William McGuire, a 39-year-old Navy veteran, computer analyst and adjunct professor at the New Jersey Institute of Technology, was last seen alive April 28, 2004, shortly after the couple closed on what prosecutors have described as the victim's "dream house" in Warren County.

Two suitcases of his remains were pulled from the water off Virginia Beach the next month. A third washed up on an island near the Chesapeake Bay Bridge and Tunnel.

At the time of his disappearance, Melanie McGuire, his wife of five years and mother of his two young sons, was having an affair with her physician boss at the Morristown, N.J., clinic where she worked, Reproductive Medical Associates of New Jersey.

McGuire told friends and relatives that her husband had packed his bags and left after a violent argument. She subsequently sought a restraining order and filed for divorce, accusing William McGuire of verbally abusing her and their sons, Jack, now 7, and J.T., 4, and gambling away their meager savings in Atlantic City.

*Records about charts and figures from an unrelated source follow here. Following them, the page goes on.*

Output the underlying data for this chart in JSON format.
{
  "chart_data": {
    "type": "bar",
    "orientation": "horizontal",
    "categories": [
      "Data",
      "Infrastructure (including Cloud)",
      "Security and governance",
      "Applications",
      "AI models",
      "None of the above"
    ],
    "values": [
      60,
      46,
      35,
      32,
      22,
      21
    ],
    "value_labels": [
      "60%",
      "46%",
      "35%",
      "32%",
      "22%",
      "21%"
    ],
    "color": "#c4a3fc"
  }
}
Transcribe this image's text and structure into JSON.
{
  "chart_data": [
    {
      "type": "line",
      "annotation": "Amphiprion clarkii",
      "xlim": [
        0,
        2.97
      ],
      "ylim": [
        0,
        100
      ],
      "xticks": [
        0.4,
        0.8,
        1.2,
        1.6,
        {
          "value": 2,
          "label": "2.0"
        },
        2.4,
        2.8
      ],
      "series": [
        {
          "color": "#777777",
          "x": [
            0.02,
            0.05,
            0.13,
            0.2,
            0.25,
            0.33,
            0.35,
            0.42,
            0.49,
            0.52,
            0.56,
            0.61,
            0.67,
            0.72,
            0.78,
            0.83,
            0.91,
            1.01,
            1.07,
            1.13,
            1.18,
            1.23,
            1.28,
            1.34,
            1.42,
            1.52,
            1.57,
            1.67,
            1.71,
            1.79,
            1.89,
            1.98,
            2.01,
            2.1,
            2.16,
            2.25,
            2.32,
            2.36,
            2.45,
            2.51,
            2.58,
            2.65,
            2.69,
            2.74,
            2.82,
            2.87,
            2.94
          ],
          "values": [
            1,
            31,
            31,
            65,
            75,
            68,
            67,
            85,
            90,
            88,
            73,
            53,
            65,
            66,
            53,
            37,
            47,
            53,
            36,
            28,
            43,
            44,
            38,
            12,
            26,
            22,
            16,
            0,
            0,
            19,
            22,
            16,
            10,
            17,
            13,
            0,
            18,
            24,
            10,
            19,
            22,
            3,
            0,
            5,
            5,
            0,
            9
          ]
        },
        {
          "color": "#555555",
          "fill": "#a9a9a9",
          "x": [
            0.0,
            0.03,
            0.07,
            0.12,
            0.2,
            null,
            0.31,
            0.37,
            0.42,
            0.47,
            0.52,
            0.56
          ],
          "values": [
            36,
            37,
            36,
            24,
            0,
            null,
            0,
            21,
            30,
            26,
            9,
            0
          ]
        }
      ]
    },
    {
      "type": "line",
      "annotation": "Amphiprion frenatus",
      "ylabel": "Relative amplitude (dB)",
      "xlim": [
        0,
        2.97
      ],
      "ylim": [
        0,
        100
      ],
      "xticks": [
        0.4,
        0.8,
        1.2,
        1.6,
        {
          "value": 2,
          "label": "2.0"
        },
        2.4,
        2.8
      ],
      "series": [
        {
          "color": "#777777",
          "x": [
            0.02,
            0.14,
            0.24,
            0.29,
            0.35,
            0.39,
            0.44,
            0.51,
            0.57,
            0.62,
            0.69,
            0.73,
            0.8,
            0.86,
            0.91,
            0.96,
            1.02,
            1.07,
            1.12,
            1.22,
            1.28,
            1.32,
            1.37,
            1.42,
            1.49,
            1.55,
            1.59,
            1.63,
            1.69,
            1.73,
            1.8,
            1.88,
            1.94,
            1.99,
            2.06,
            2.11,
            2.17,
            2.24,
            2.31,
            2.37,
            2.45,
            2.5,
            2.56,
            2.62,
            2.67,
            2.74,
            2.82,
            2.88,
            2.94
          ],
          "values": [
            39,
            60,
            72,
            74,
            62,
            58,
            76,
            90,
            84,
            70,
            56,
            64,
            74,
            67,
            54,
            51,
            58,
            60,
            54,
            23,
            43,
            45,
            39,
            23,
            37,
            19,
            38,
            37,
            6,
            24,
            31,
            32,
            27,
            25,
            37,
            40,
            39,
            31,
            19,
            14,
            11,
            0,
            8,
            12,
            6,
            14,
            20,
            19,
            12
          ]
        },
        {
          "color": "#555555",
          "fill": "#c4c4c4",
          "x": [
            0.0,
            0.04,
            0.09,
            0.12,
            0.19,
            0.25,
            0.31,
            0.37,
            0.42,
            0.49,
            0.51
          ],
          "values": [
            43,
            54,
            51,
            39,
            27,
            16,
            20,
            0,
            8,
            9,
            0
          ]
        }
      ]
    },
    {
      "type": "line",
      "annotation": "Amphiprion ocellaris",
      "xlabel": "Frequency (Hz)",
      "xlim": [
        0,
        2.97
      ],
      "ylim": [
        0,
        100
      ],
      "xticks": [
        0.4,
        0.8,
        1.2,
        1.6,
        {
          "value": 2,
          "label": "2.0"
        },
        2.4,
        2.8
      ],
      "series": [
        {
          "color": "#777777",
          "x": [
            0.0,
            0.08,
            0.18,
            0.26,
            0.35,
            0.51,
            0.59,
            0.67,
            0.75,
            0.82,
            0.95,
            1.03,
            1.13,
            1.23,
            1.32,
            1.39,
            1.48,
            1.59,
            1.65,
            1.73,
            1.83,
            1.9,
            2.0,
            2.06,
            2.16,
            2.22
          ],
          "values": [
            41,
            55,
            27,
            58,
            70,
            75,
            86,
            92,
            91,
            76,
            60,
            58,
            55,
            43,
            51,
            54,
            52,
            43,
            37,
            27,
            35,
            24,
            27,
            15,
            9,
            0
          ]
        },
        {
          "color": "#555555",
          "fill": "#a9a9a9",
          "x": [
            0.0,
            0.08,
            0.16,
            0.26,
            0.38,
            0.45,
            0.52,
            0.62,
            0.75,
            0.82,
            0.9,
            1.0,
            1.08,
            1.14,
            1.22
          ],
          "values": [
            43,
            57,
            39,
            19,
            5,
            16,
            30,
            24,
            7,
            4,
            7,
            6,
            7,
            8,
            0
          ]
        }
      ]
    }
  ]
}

In court Monday, Prezioso said Melanie McGuire concocted the allegations against her husband after she had murdered him.

"There is no evidence that William McGuire ever left that apartment that night of his own volition," Prezioso said.

The prosecutor is also seeking a perjury conviction against McGuire for statements she made in family court while seeking the restraining order.

Prezioso said prosecutors would present evidence that McGuire planned her husband's murder, including Google searches on the couple's computer for "murder and suicide" and "undetectable poison" and the defendant's purchase of a .38-caliber revolver two days before her husband vanished. Slugs removed from William McGuire's head and chest were from a .38. The gun the defendant bought has never been recovered.

Speaking to jurors for just under an hour, the prosecutor seemed to have to rush to mention each piece of evidence, which, she said, includes conflicting alibi statements, toll booth records, forensic analysis of hairs and garbage bags, surveillance tapes and phone taps.